Peter’s outbursts against traditional, literary-based cinema are not newly formed. At 67, he has worked in film for more than 40 years, starting out as a painter and creating his first feature film at age 24, much to his parents’ chagrin (he knew from age 13 he would be an artist and essentially “ran away” to art school). It was his first narrative feature film, The Draughtsman’s Contract, completed in 1982, that established him internationally as an original filmmaker.

He has since made 12 feature films and more than 50 short-films and documentaries, with regular nominations for film festivals in Cannes, Venice and Berlin. He has also written opera librettos, published books and collaborated with composers of the calibre of Michael Nyman, Glenn Branca, Wim Mertens, Jean-Baptiste Barriere and Philip Glass.

Peter personally regards visual art as his most rewarding focus, which of course influences his painterly film aesthetic. “I certainly was trained as a painter. I was never very interested in narrative in the cinema. I think cinema is a very poor storyteller and cinema knows this, that’s why it is always going back to the bookshop to find its stories. So I’ve always been fascinated in trying to make the most phenomenological form of cinema I could ever imagine.” Peter says that people still go to the cinema to be told a story, so if he didn’t feed them some tale he’d have lost his audience long ago. “I have to move slowly on this, so I guess for about 20 years I’ve been edging the stories away and trying to convince people that just because you’ve got eyes doesn’t mean you can see and, I suppose, without too much apology to say, ‘Look – visual properties are the main excitement, so let’s really exploit them’.”

He sees the image as far more durable and capable of intense contemplation and reconsideration than the fleeting ephemerality of cinema. His constant search to invent the future of cinema and weave images, lighting, music, voices and sound into film has inspired his current avant-garde project. It involves “visiting” nine classic paintings in Western art history, from the Renaissance up to Picasso and Pollock, to re-tell their stories through a modern, high-tech lens.
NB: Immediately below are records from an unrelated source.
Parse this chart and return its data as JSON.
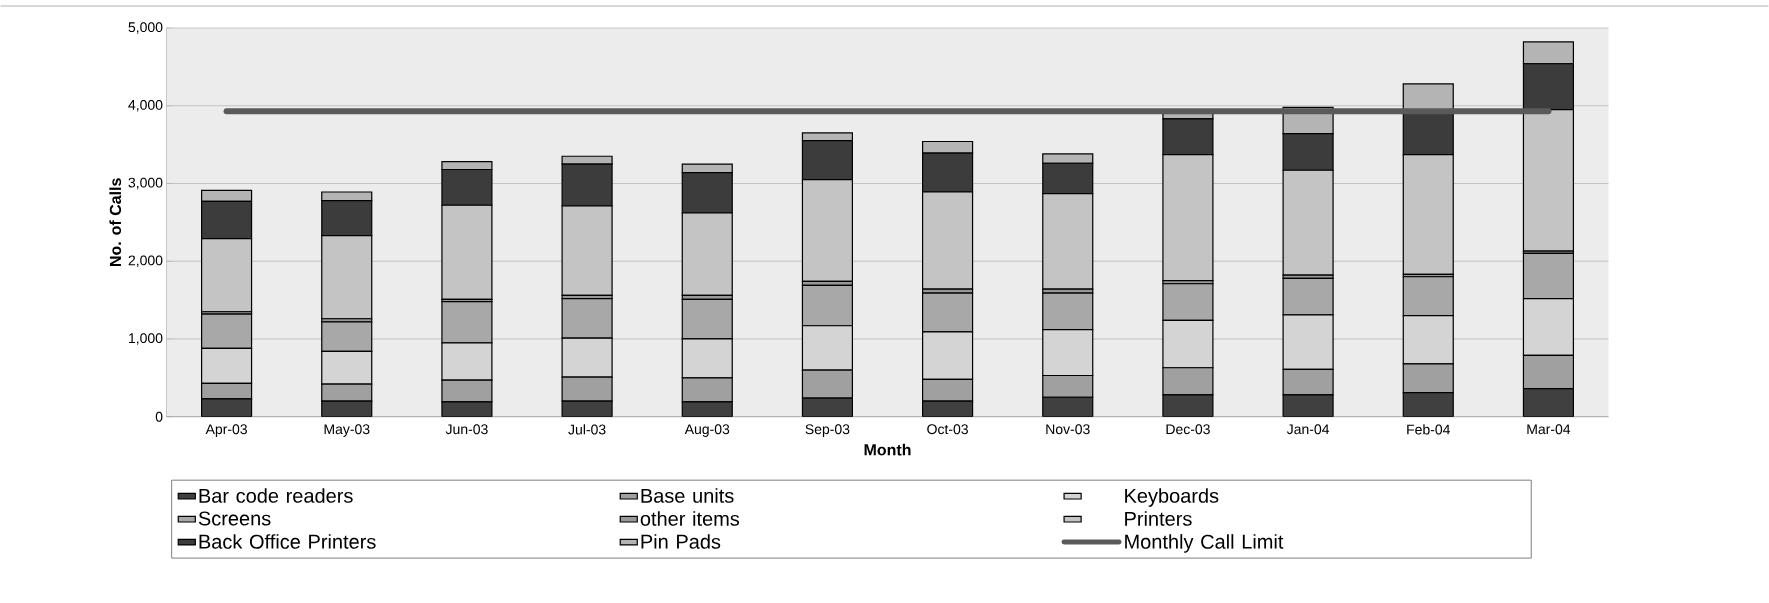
{
  "chart_data": {
    "type": "bar",
    "stacked": true,
    "xlabel": "Month",
    "ylabel": "No. of Calls",
    "categories": [
      "Apr-03",
      "May-03",
      "Jun-03",
      "Jul-03",
      "Aug-03",
      "Sep-03",
      "Oct-03",
      "Nov-03",
      "Dec-03",
      "Jan-04",
      "Feb-04",
      "Mar-04"
    ],
    "series": [
      {
        "name": "Bar code readers",
        "color": "#404040",
        "values": [
          230,
          200,
          190,
          200,
          190,
          240,
          200,
          250,
          280,
          280,
          310,
          360
        ]
      },
      {
        "name": "Base units",
        "color": "#a0a0a0",
        "values": [
          200,
          220,
          280,
          310,
          310,
          360,
          280,
          280,
          350,
          330,
          370,
          430
        ]
      },
      {
        "name": "Keyboards",
        "color": "#d4d4d4",
        "values": [
          450,
          420,
          480,
          500,
          500,
          570,
          610,
          590,
          610,
          700,
          620,
          730
        ]
      },
      {
        "name": "Screens",
        "color": "#a8a8a8",
        "values": [
          440,
          380,
          530,
          510,
          510,
          520,
          500,
          470,
          470,
          470,
          500,
          580
        ]
      },
      {
        "name": "other items",
        "color": "#989898",
        "values": [
          30,
          40,
          30,
          40,
          50,
          50,
          50,
          50,
          40,
          40,
          30,
          30
        ]
      },
      {
        "name": "Printers",
        "color": "#c4c4c4",
        "values": [
          940,
          1070,
          1210,
          1150,
          1060,
          1310,
          1250,
          1230,
          1620,
          1350,
          1540,
          1820
        ]
      },
      {
        "name": "Back Office Printers",
        "color": "#3c3c3c",
        "values": [
          480,
          450,
          460,
          540,
          520,
          500,
          500,
          390,
          460,
          470,
          560,
          590
        ]
      },
      {
        "name": "Pin Pads",
        "color": "#b4b4b4",
        "values": [
          140,
          110,
          100,
          100,
          110,
          100,
          150,
          120,
          70,
          340,
          350,
          280
        ]
      },
      {
        "name": "Monthly Call Limit",
        "type": "line",
        "color": "#5a5a5a",
        "values": [
          3930,
          3930,
          3930,
          3930,
          3930,
          3930,
          3930,
          3930,
          3930,
          3930,
          3930,
          3930
        ]
      }
    ],
    "ylim": [
      0,
      5000
    ],
    "yticks": [
      0,
      {
        "value": 1000,
        "label": "1,000"
      },
      {
        "value": 2000,
        "label": "2,000"
      },
      {
        "value": 3000,
        "label": "3,000"
      },
      {
        "value": 4000,
        "label": "4,000"
      },
      {
        "value": 5000,
        "label": "5,000"
      }
    ],
    "grid": "y",
    "legend": "bottom",
    "marker": "none",
    "line_style": "solid"
  }
}
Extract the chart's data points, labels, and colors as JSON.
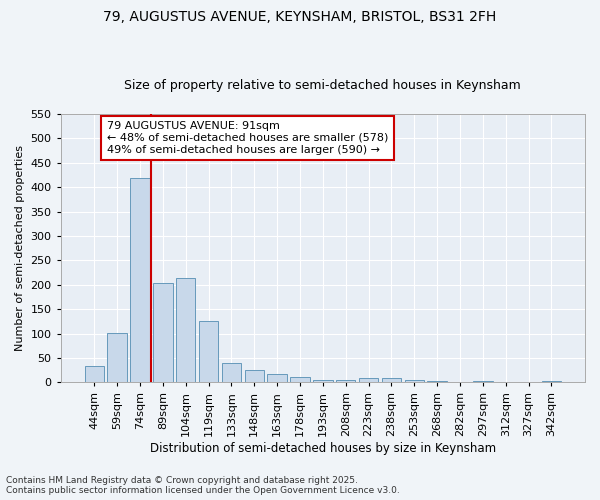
{
  "title1": "79, AUGUSTUS AVENUE, KEYNSHAM, BRISTOL, BS31 2FH",
  "title2": "Size of property relative to semi-detached houses in Keynsham",
  "xlabel": "Distribution of semi-detached houses by size in Keynsham",
  "ylabel": "Number of semi-detached properties",
  "categories": [
    "44sqm",
    "59sqm",
    "74sqm",
    "89sqm",
    "104sqm",
    "119sqm",
    "133sqm",
    "148sqm",
    "163sqm",
    "178sqm",
    "193sqm",
    "208sqm",
    "223sqm",
    "238sqm",
    "253sqm",
    "268sqm",
    "282sqm",
    "297sqm",
    "312sqm",
    "327sqm",
    "342sqm"
  ],
  "values": [
    33,
    102,
    418,
    204,
    213,
    126,
    40,
    25,
    18,
    10,
    5,
    5,
    8,
    8,
    5,
    2,
    0,
    2,
    0,
    0,
    3
  ],
  "bar_color": "#c8d8ea",
  "bar_edge_color": "#6699bb",
  "vline_color": "#cc0000",
  "vline_x_idx": 3,
  "annotation_title": "79 AUGUSTUS AVENUE: 91sqm",
  "annotation_line1": "← 48% of semi-detached houses are smaller (578)",
  "annotation_line2": "49% of semi-detached houses are larger (590) →",
  "annotation_box_color": "#ffffff",
  "annotation_box_edge": "#cc0000",
  "footer1": "Contains HM Land Registry data © Crown copyright and database right 2025.",
  "footer2": "Contains public sector information licensed under the Open Government Licence v3.0.",
  "fig_bg_color": "#f0f4f8",
  "plot_bg_color": "#e8eef5",
  "ylim": [
    0,
    550
  ],
  "yticks": [
    0,
    50,
    100,
    150,
    200,
    250,
    300,
    350,
    400,
    450,
    500,
    550
  ],
  "grid_color": "#ffffff",
  "title1_fontsize": 10,
  "title2_fontsize": 9
}
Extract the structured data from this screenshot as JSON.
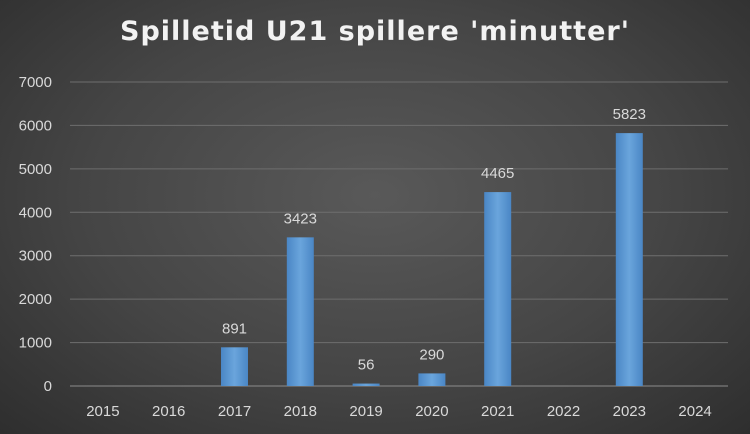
{
  "chart_data": {
    "type": "bar",
    "title": "Spilletid U21 spillere 'minutter'",
    "xlabel": "",
    "ylabel": "",
    "categories": [
      "2015",
      "2016",
      "2017",
      "2018",
      "2019",
      "2020",
      "2021",
      "2022",
      "2023",
      "2024"
    ],
    "values": [
      0,
      0,
      891,
      3423,
      56,
      290,
      4465,
      0,
      5823,
      0
    ],
    "data_labels": [
      "",
      "",
      "891",
      "3423",
      "56",
      "290",
      "4465",
      "",
      "5823",
      ""
    ],
    "ylim": [
      0,
      7000
    ],
    "yticks": [
      "0",
      "1000",
      "2000",
      "3000",
      "4000",
      "5000",
      "6000",
      "7000"
    ],
    "grid": true,
    "legend": "none",
    "colors": {
      "bar": "#5b9bd5",
      "background": "#404040",
      "text": "#d9d9d9"
    }
  }
}
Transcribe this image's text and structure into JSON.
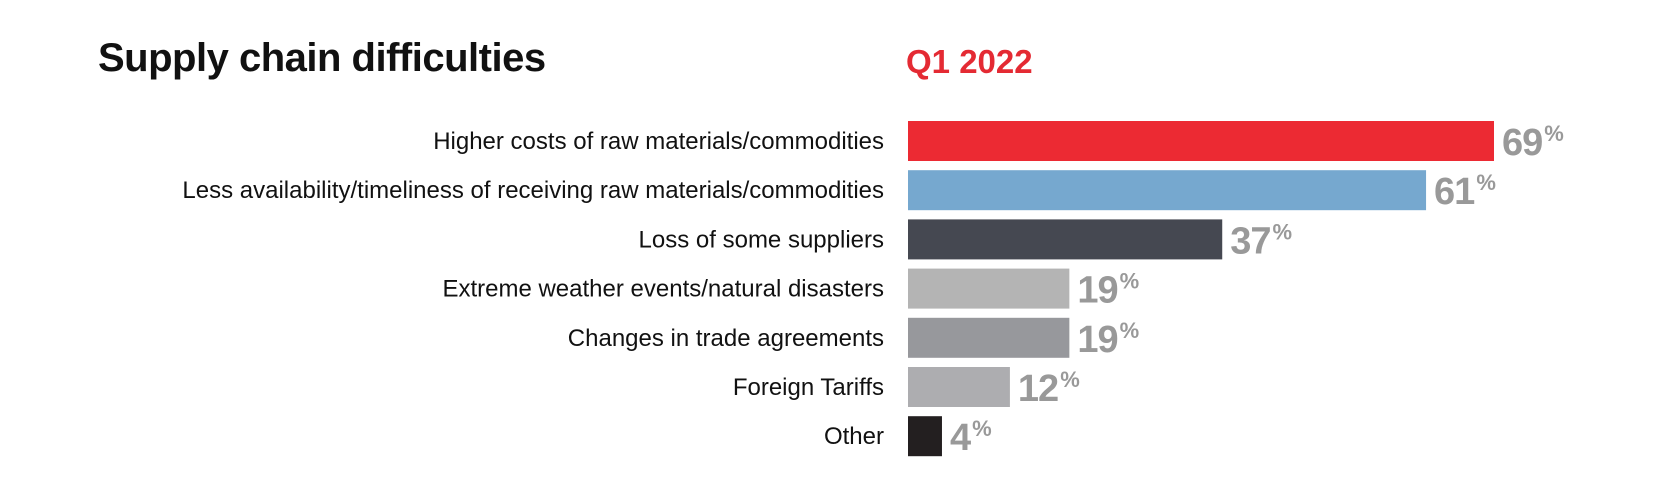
{
  "chart_data": {
    "type": "bar",
    "orientation": "horizontal",
    "title": "Supply chain difficulties",
    "subtitle": "Q1 2022",
    "value_suffix": "%",
    "xlim": [
      0,
      69
    ],
    "grid": false,
    "legend": "none",
    "categories": [
      "Higher costs of raw materials/commodities",
      "Less availability/timeliness of receiving raw materials/commodities",
      "Loss of some suppliers",
      "Extreme weather events/natural disasters",
      "Changes in trade agreements",
      "Foreign Tariffs",
      "Other"
    ],
    "values": [
      69,
      61,
      37,
      19,
      19,
      12,
      4
    ],
    "colors": [
      "#ec2a33",
      "#76a8cf",
      "#454851",
      "#b4b4b4",
      "#97989c",
      "#adadb0",
      "#231f20"
    ]
  }
}
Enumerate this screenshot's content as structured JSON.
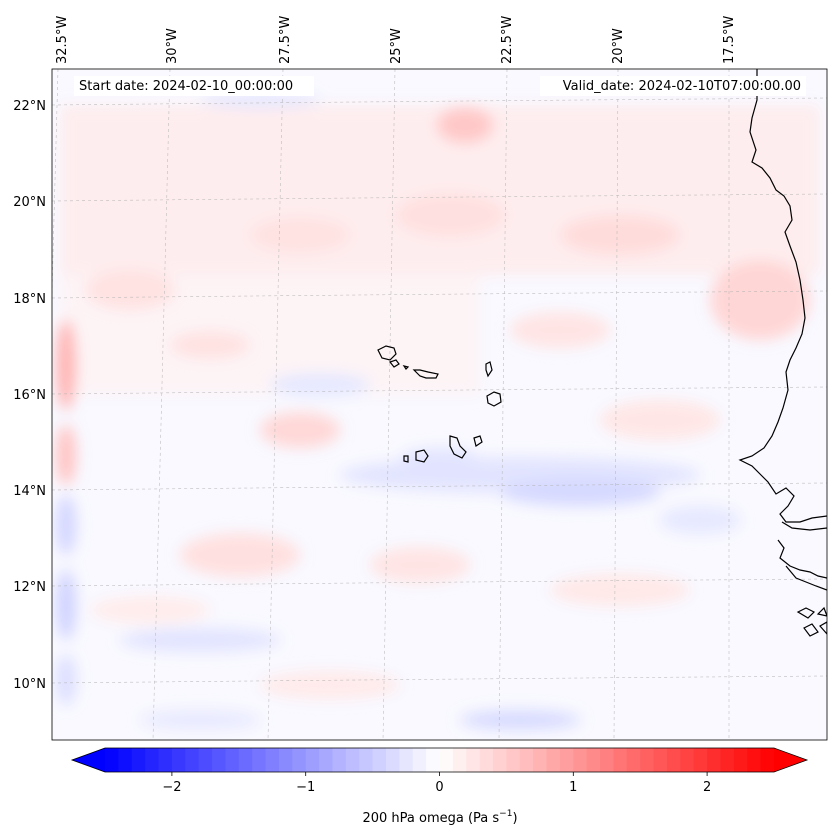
{
  "map": {
    "start_date_label": "Start date: 2024-02-10_00:00:00",
    "valid_date_label": "Valid_date: 2024-02-10T07:00:00.00",
    "longitude_labels": [
      "32.5°W",
      "30°W",
      "27.5°W",
      "25°W",
      "22.5°W",
      "20°W",
      "17.5°W"
    ],
    "latitude_labels": [
      "22°N",
      "20°N",
      "18°N",
      "16°N",
      "14°N",
      "12°N",
      "10°N"
    ],
    "field": "200 hPa omega",
    "coastline_color": "#000000",
    "gridline_color": "#b0b0b0"
  },
  "colorbar": {
    "label": "200 hPa omega (Pa s",
    "label_exponent": "−1",
    "label_suffix": ")",
    "ticks": [
      "−2",
      "−1",
      "0",
      "1",
      "2"
    ],
    "tick_values": [
      -2,
      -1,
      0,
      1,
      2
    ],
    "range": [
      -2.5,
      2.5
    ],
    "extend": "both",
    "cmap": "bwr",
    "min_color": "#0000ff",
    "mid_color": "#ffffff",
    "max_color": "#ff0000"
  }
}
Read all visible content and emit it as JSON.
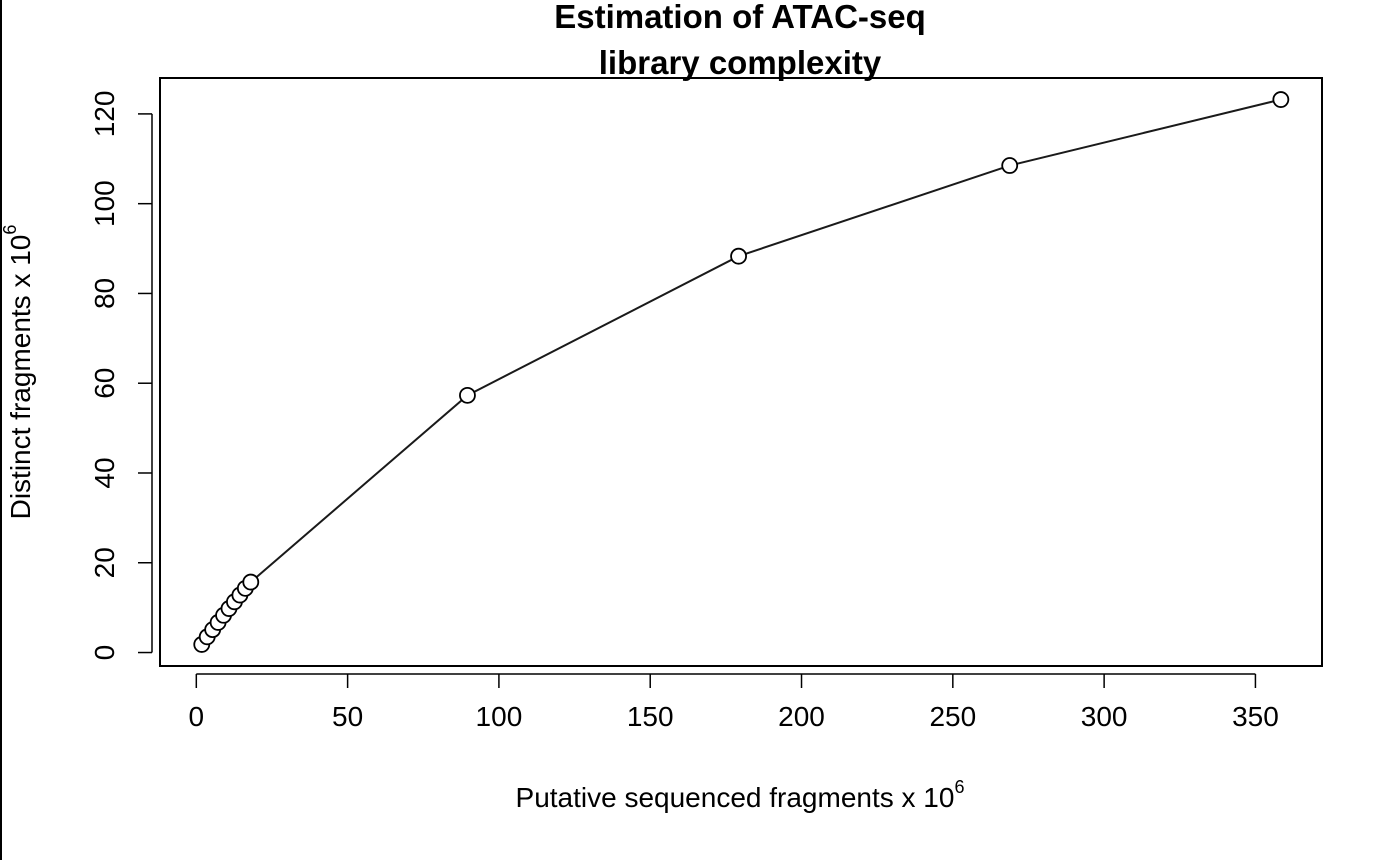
{
  "chart_data": {
    "type": "line",
    "title_lines": [
      "Estimation of ATAC-seq",
      "library complexity"
    ],
    "xlabel": "Putative sequenced fragments x 10",
    "xlabel_exponent": "6",
    "ylabel": "Distinct fragments x 10",
    "ylabel_exponent": "6",
    "xlim": [
      -12,
      372
    ],
    "ylim": [
      -3,
      128
    ],
    "x_ticks": [
      0,
      50,
      100,
      150,
      200,
      250,
      300,
      350
    ],
    "y_ticks": [
      0,
      20,
      40,
      60,
      80,
      100,
      120
    ],
    "grid": false,
    "legend": "none",
    "markers": "open-circle",
    "colors": {
      "line": "#1a1a1a",
      "marker": "#000000",
      "axes": "#000000"
    },
    "series": [
      {
        "x": [
          1.8,
          3.6,
          5.4,
          7.2,
          9.0,
          10.8,
          12.6,
          14.4,
          16.2,
          18.0,
          89.6,
          179.2,
          268.8,
          358.4
        ],
        "y": [
          1.8,
          3.5,
          5.1,
          6.7,
          8.3,
          9.8,
          11.3,
          12.8,
          14.3,
          15.7,
          57.3,
          88.3,
          108.5,
          123.2
        ]
      }
    ]
  }
}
In 2008, as part of this audacious and often controversial project, Peter wowed an intimate audience in Santa Maria delle Grazie church in Milan when he bounced live projections (think holograms, streaming rays of light and X-rays) off Leonardo Da Vinci’s The Last Supper fresco with an accompaniment of voices, music and noises. His similarly innovative take on the Wedding at Cana piece was described by The New York Times as “The best unmanned art history lecture you’ll ever experience”.

Peter says he remains motivated to continue creating new work because he is naturally ambitious (although, being an Aries, he confesses to leaving many unfinished projects littered in his wake). But there have been many challenges along the way, such as sourcing money to fund the next project and facing scorching criticism for contentious work. In these circumstances, Peter heeds advice from one of his heroes:

“John Cage, American composer and guru, suggested if you introduce more than 20% of novelty into artwork then watch out – you’re going to lose 80% of your audience. And I feel that in some curious way if you are pushing against the envelope and experimenting and trying out new combinations of things, you’re inevitably going to create shock waves of irritation, indignation and often outright hostility.

“So in some ways my career has been a ‘hit-and-miss/success and failure’ thing that is part of the responsibility of an artist. An artist has to be incredibly arrogant. An artist has to imagine that he or she indeed has something valuable to say and to continue to pursue it come whatever.”